Facebook suspends account of social media executive for misleading voters in US Senate race
by Alan Weedon
Jonathan Morgan, an American social media executive who advised the US Senate on Russian hacking, is one of five people whose Facebook accounts have been suspended today.
- Jonathan Morgan is executive of social media interference consultancy New Knowledge
- Mr Morgan is accused of setting up Facebook pages to split the conservative vote
- He denies malicious intent, saying he used the pages for research only
The New York Times alleged that Mr Morgan was part a coalition of people posing as conservative Alabamians on Facebook to split the Republican vote for the 2017 special senate election.
Republican candidate Roy Moore lost to Democratic candidate Doug Jones — the first time the Democrats prevailed since 1992.
The Times’s report referenced an internal Democratic post-mortem report that revealed the operation, which included strategies such as planting the idea that Mr Moore’s campaign was amplified by Russian bots.
While the article’s authors also noted that the effect was “too small” to have had an effect on the race, Facebook has moved to penalise the activity.

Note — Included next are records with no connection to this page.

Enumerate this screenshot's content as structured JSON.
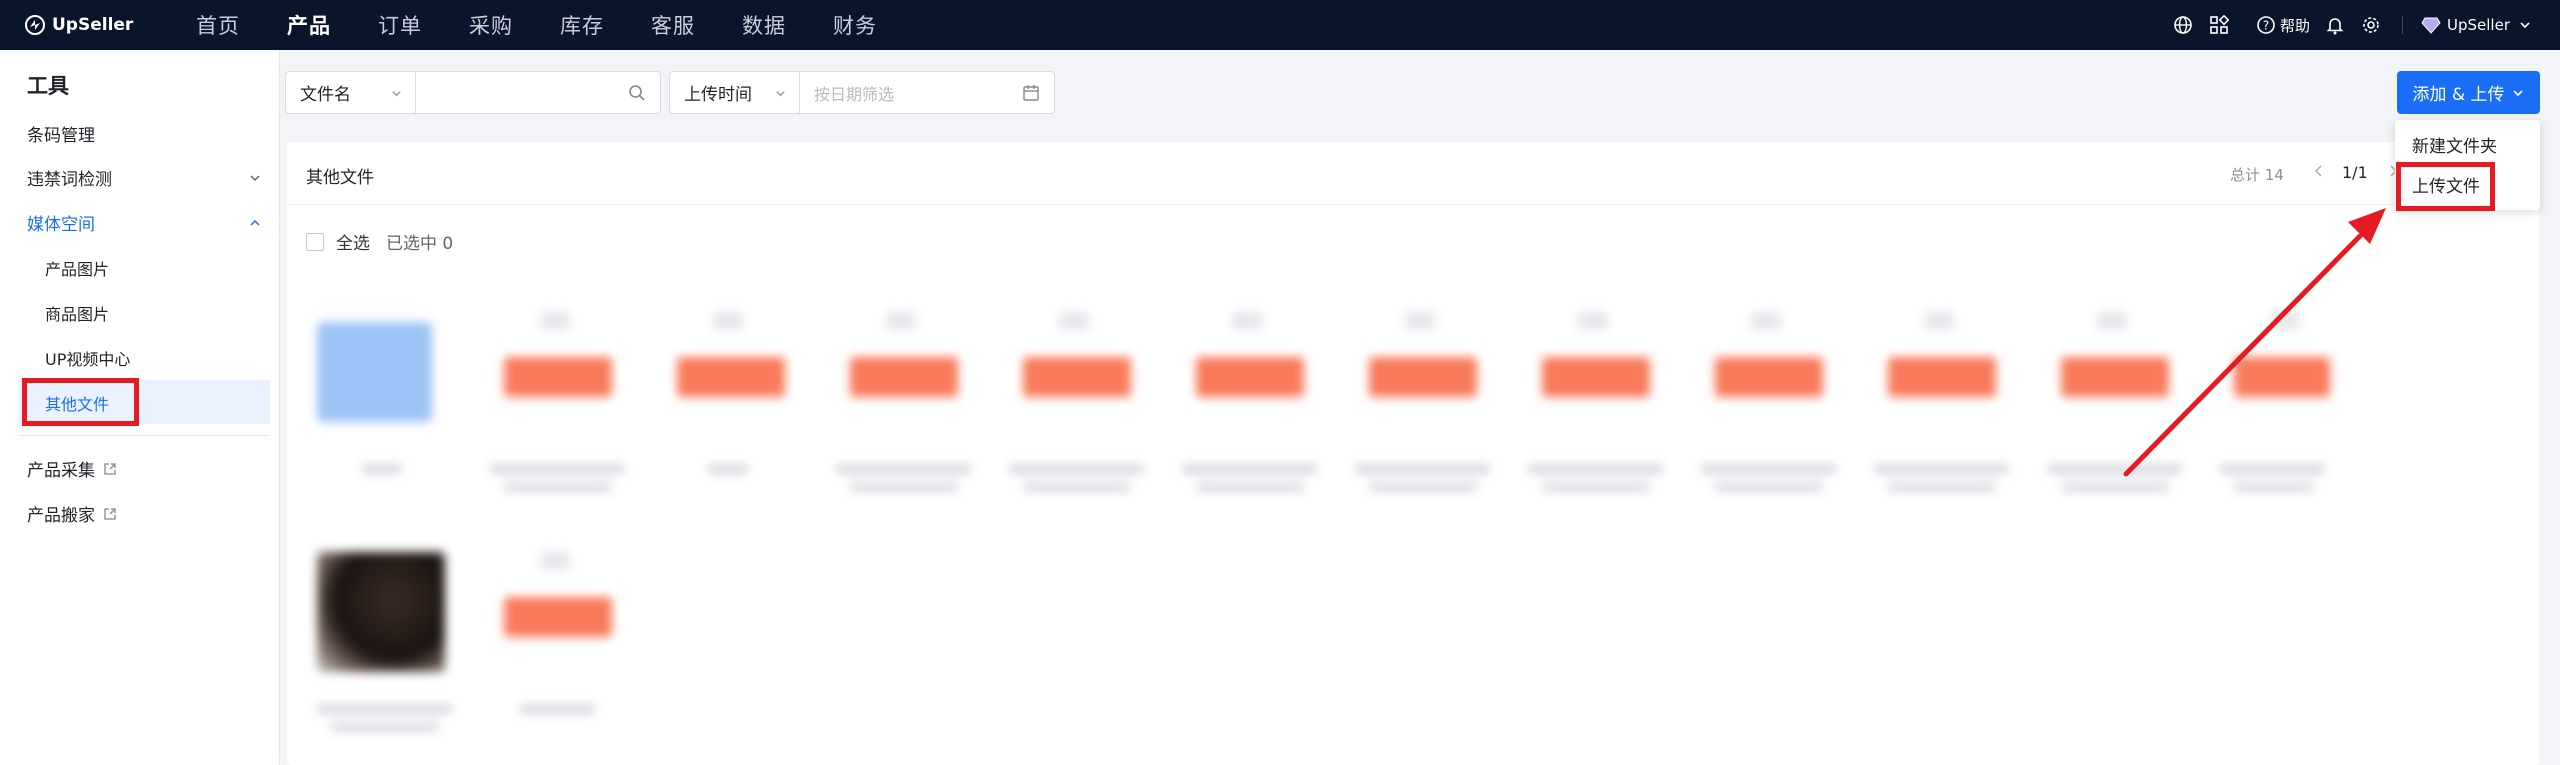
{
  "topnav": {
    "brand": "UpSeller",
    "items": [
      {
        "label": "首页",
        "active": false
      },
      {
        "label": "产品",
        "active": true
      },
      {
        "label": "订单",
        "active": false
      },
      {
        "label": "采购",
        "active": false
      },
      {
        "label": "库存",
        "active": false
      },
      {
        "label": "客服",
        "active": false
      },
      {
        "label": "数据",
        "active": false
      },
      {
        "label": "财务",
        "active": false
      }
    ],
    "help_label": "帮助",
    "user_label": "UpSeller"
  },
  "sidebar": {
    "title": "工具",
    "items": {
      "barcode": "条码管理",
      "banned_words": "违禁词检测",
      "media_space": "媒体空间",
      "product_images": "产品图片",
      "goods_images": "商品图片",
      "up_video": "UP视频中心",
      "other_files": "其他文件",
      "product_collect": "产品采集",
      "product_move": "产品搬家"
    }
  },
  "filters": {
    "field_select": "文件名",
    "search_placeholder": "",
    "time_select": "上传时间",
    "date_placeholder": "按日期筛选"
  },
  "actions": {
    "add_upload": "添加 & 上传",
    "menu": {
      "new_folder": "新建文件夹",
      "upload_file": "上传文件"
    }
  },
  "content": {
    "title": "其他文件",
    "total": "总计 14",
    "page": "1/1",
    "select_all": "全选",
    "selected": "已选中 0"
  },
  "colors": {
    "nav_bg": "#08152b",
    "primary": "#1a6ef5",
    "highlight": "#e51b23"
  }
}
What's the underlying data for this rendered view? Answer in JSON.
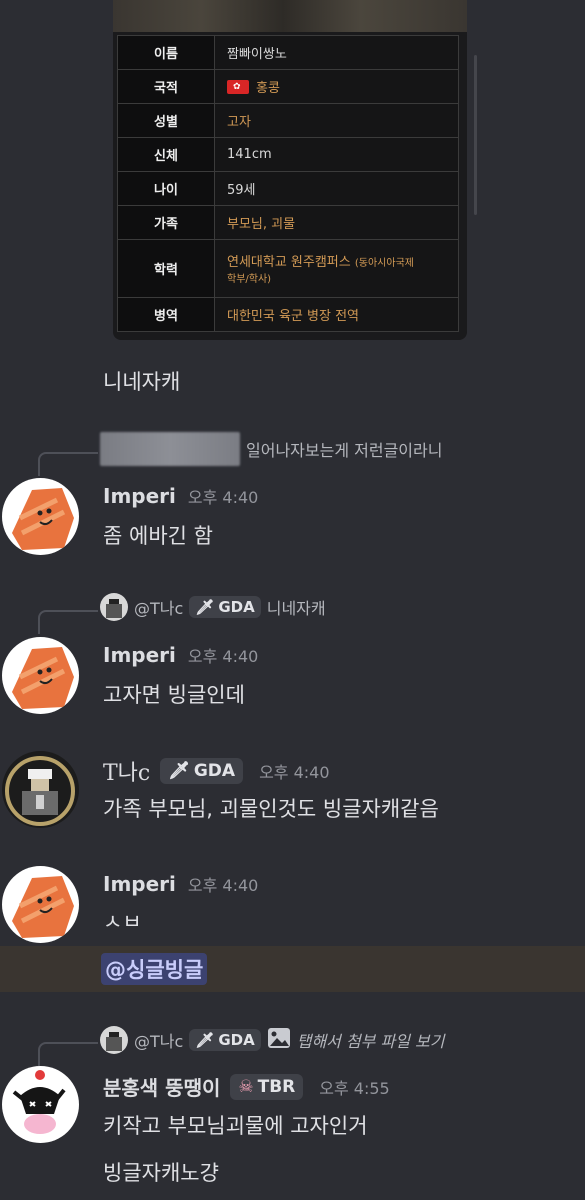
{
  "profile_table": {
    "rows": [
      {
        "key": "이름",
        "value": "짬빠이쌍노",
        "style": "white"
      },
      {
        "key": "국적",
        "value": "홍콩",
        "flag": true
      },
      {
        "key": "성별",
        "value": "고자"
      },
      {
        "key": "신체",
        "value": "141cm",
        "style": "white"
      },
      {
        "key": "나이",
        "value": "59세",
        "style": "white"
      },
      {
        "key": "가족",
        "value": "부모님, 괴물"
      },
      {
        "key": "학력",
        "value": "연세대학교 원주캠퍼스",
        "value_note": "(동아시아국제",
        "value_line2": "학부/학사)"
      },
      {
        "key": "병역",
        "value": "대한민국 육군 병장 전역"
      }
    ]
  },
  "messages": [
    {
      "text": "니네자캐"
    },
    {
      "reply_preview": "일어나자보는게 저런글이라니",
      "username": "Imperi",
      "time": "오후 4:40",
      "text": "좀 에바긴 함"
    },
    {
      "reply_user": "@T나c",
      "reply_tag": "GDA",
      "reply_preview": "니네자캐",
      "username": "Imperi",
      "time": "오후 4:40",
      "text": "고자면 빙글인데"
    },
    {
      "username": "T나c",
      "tag": "GDA",
      "time": "오후 4:40",
      "text": "가족 부모님, 괴물인것도 빙글자캐같음"
    },
    {
      "username": "Imperi",
      "time": "오후 4:40",
      "text": "ㅅㅂ",
      "mention": "@싱글빙글"
    },
    {
      "reply_user": "@T나c",
      "reply_tag": "GDA",
      "reply_preview": "탭해서 첨부 파일 보기",
      "username": "분홍색 뚱땡이",
      "tag": "TBR",
      "time": "오후 4:55",
      "text": "키작고 부모님괴물에 고자인거",
      "text2": "빙글자캐노걍"
    }
  ],
  "icons": {
    "flag": "hong-kong-flag-icon",
    "sword": "sword-icon",
    "skull": "skull-icon",
    "image": "image-attachment-icon"
  },
  "colors": {
    "background": "#2c2d33",
    "table_value_gold": "#d29a55",
    "mention_highlight": "#3a3530",
    "mention_pill": "#3c4270"
  }
}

A Facebook representative told the Washington Post in a statement that action was taken as it found “five accounts run by multiple individuals for engaging in coordinated inauthentic behaviour”.
“We take a strong stand against people or organisations that create networks of accounts to mislead others about who they are or what they’re doing,” Facebook said.
“We’ve removed thousands of Pages, Groups and accounts for this kind of behaviour, as well as accounts that were violating our policies on spam and coordinated inauthentic behaviour during the Alabama special election last year.”
The organisation has been placed under increased scrutiny after its former security chief, Alex Stamos, revealed that Facebook’s leaders sought to minimise the extent of Russian manipulation of the platform.
While “fake news” isn’t wiped from Facebook, Section 18 of its community standards states that false news is shown lower in the news feed.
This however, is of no consequence if targeted misinformation flies under the radar as Facebook ads — delivered at the top of Facebook and Instagram feeds — which Russian spies exploited in the lead-up to the 2016 Presidential election.
Roy Moore, centre left, was defeated in a historic win for the Democrats in 2017. (AP: Brynn Anderson)
Executive says account was used for research
Mr Morgan is head of the social media research firm New Knowledge, an organisation that specialises in “disinformation defence”, which collaborated on a report with Columbia University and Canfield Research detailing how Russia weaponised social media in the lead-up to the 2016 election.
Mr Morgan acknowledged that he created a misleading Facebook page to appeal to conservatives in the lead-up to the election, in addition to purchasing retweets on Twitter to measure the merits of different kinds of campaign messaging.
“This was like an, ‘Is it possible,’ small-scale, almost like a thought experiment,” he told the Post.
“At the time, it seemed kind of innocuous, and a year later, with the benefit of history … maybe I would second-guess that decision now.”